Dr. Cardona, can you weigh in on this same question?
Dr. Cardona (Wake Forest): As you get larger, it is logistically more complex trying to standardize and rein people in. However, the size protects you from being carved out of plans. If you’re too big and covering a large population of lives, insurance companies can’t ignore you. It also helps protect from contracts that steer lab business away from local hospitals to the larger referral businesses. Legislation is being introduced in Virginia to help mitigate the steering of lab business away from the local community, because it leads to fragmented care.
Do you share Mark’s enthusiasm for having IT involvement in billing and collection?
Dr. Cardona (Wake Forest): I’m jealous he has that with his team. We have Epic, and we have a great IT team but they are pulled in a million directions. Getting labs to be on top of the priority list can be a challenge. If you have control over a lab-specific IT team, you can be much more successful. If you incorporate billing and revenue cycle into that, even more powerful.
Wendy Baehne, give us your thoughts on what we’ve been discussing.
Wendy Baehne (Telcor): In large hospital systems, the laboratories tend to get buried because overall they’re worth less to the hospital system than other departments, so many of the rules for billing out the lab fall to the wayside. Having separate systems and teams for the lab can be beneficial.
We not only do billing for outreach laboratories, we also do what we call a pass-through model, where we ingest the charges, scrub them, go through the rules, figure out the billing, and send it to the hospital to bill it out. It helps to have a separate level of expertise and efficiency to get the bills out and paid the first time.
Mike Fauver, what is XiFin’s philosophy on the matters we’re talking about?
Mike Fauver (XiFin): I agree with Wendy’s point. In a large health system, enterprise staff often try to focus on all types of claims, but it’s challenging for them to keep up with complex lab-specific policies and understand prior authorization and coverage policies. And with lower-dollar claims that have any issues, they often hit hospital write-off thresholds.
We have the staff, technology, and expertise to focus on laboratory claims, especially in hospital outreach and ambulatory services, and it becomes critical to partner with one of the companies on this call to get high-volume, lower-dollar claims effectively and efficiently reimbursed.
Mike Kovacs, does the trend toward subspecialty pathology, particularly in large institutions, contribute to better billing and collection or does it not make a difference?
Mike Kovacs (Quadax): It makes a difference because typically subspecialties can have different workstreams and need to be handled differently. Also, labs need financial reporting to track payment and denial trends per subspecialty. We track subspecialties independently and provide trend analysis and detailed financial data to our clients.
Dr. Cardona, your comment on subspecialty pathology as it relates to billing? Could it improve billing?

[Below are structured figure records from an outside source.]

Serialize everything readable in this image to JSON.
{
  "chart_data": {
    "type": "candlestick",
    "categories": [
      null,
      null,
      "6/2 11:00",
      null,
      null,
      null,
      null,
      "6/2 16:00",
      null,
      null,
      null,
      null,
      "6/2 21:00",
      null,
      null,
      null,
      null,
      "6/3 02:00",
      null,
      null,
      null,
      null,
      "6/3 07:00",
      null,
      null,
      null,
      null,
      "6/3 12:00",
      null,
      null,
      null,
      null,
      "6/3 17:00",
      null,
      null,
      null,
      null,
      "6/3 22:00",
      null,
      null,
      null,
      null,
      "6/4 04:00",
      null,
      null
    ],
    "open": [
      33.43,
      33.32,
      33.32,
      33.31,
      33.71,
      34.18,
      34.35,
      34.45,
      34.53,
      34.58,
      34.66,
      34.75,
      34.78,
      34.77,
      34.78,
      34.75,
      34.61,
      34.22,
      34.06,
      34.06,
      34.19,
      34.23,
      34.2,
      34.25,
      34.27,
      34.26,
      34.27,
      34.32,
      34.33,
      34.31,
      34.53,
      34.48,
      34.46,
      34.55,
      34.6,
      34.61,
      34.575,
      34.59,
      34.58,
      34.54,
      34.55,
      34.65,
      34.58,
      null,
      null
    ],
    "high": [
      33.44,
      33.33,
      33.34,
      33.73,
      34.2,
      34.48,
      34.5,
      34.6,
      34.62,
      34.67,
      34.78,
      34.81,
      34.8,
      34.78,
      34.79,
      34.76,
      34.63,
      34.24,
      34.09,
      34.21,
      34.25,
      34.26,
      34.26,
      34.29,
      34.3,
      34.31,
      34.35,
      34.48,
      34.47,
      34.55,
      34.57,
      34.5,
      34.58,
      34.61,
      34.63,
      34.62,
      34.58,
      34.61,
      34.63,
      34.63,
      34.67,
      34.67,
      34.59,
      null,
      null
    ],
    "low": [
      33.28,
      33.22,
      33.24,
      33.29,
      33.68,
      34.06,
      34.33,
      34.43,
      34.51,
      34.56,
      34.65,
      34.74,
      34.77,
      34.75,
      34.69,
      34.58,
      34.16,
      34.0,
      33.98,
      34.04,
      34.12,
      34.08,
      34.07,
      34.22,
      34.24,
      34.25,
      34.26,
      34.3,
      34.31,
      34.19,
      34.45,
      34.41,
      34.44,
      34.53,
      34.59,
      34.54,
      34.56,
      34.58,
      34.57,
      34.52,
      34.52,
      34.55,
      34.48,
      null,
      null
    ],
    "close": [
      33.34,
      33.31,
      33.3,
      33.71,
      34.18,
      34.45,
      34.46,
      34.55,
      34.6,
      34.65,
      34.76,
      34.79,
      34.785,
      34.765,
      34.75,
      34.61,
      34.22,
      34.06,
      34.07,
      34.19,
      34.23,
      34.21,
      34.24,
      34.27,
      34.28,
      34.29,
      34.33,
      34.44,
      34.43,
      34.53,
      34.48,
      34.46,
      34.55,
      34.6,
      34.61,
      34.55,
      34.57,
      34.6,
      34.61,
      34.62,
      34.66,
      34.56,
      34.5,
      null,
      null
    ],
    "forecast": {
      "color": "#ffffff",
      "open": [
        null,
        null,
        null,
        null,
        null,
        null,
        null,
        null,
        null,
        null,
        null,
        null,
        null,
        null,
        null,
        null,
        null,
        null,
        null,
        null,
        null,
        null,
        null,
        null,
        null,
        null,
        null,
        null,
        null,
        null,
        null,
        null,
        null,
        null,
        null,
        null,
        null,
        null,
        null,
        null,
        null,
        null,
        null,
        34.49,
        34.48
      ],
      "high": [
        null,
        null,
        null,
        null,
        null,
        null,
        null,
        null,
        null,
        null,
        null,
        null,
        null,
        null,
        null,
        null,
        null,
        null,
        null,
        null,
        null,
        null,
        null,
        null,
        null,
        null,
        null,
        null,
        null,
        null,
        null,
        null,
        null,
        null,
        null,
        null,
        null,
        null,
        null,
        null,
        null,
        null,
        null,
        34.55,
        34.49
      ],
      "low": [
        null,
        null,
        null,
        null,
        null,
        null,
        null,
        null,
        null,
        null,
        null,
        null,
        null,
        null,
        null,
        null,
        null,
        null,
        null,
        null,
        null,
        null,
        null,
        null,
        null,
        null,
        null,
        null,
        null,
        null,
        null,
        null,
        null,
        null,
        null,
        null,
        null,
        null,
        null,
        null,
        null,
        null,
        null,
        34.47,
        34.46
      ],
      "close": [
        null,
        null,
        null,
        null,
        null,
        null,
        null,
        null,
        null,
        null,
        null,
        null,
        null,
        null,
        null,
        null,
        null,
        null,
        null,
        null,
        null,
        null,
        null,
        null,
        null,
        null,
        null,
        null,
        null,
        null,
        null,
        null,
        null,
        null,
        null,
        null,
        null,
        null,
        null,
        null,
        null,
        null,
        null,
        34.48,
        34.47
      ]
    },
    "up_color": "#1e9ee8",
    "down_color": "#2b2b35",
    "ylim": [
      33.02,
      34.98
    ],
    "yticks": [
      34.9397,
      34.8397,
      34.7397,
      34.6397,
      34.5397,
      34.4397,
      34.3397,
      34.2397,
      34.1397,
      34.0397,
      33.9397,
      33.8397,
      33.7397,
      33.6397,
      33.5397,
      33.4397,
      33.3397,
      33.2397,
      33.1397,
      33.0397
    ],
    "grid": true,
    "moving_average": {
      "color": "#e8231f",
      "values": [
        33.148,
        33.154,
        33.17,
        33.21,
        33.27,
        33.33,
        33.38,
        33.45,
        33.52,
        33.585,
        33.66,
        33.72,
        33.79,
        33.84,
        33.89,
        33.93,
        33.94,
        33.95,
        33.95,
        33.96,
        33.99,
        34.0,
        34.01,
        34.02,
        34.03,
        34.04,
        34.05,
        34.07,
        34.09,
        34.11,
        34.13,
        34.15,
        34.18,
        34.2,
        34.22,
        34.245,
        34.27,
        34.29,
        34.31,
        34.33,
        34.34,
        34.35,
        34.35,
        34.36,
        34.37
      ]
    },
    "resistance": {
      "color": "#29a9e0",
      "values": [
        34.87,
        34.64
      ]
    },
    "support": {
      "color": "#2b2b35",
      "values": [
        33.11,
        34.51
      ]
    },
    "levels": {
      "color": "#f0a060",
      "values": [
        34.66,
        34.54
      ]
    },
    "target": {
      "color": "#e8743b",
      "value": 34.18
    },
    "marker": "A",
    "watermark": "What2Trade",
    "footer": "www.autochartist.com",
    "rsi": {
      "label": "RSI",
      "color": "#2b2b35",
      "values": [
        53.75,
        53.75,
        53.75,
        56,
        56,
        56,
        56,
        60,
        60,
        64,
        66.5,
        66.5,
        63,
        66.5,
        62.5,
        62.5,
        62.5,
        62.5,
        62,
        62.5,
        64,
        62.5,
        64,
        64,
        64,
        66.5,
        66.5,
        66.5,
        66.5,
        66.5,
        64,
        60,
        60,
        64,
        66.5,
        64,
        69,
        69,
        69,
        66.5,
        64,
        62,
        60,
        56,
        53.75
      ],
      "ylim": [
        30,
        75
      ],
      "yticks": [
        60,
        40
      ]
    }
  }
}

Dr. Cardona (Wake Forest): In theory it should because they’re following best practices guidelines and should be up to date on best practices. Now that documentation for a procedure or test is becoming more and more important, their documentation might be better at explaining why something has been ordered. From that perspective, it could improve billing.
Dr. Tuthill, your thoughts on this?
Dr. Tuthill (Henry Ford): I agree with Dr. Cardona. Interestingly, subspecialty billers typically train pathologists on billing because of the many subtleties and nuances. They improve the revenue capture. They’ve had more denials so they have more experience with the documentation, and they help us with our designs. We do a lot of templating; we build out quick texts that can be dropped into reports, which makes it easy to explain what you did and why.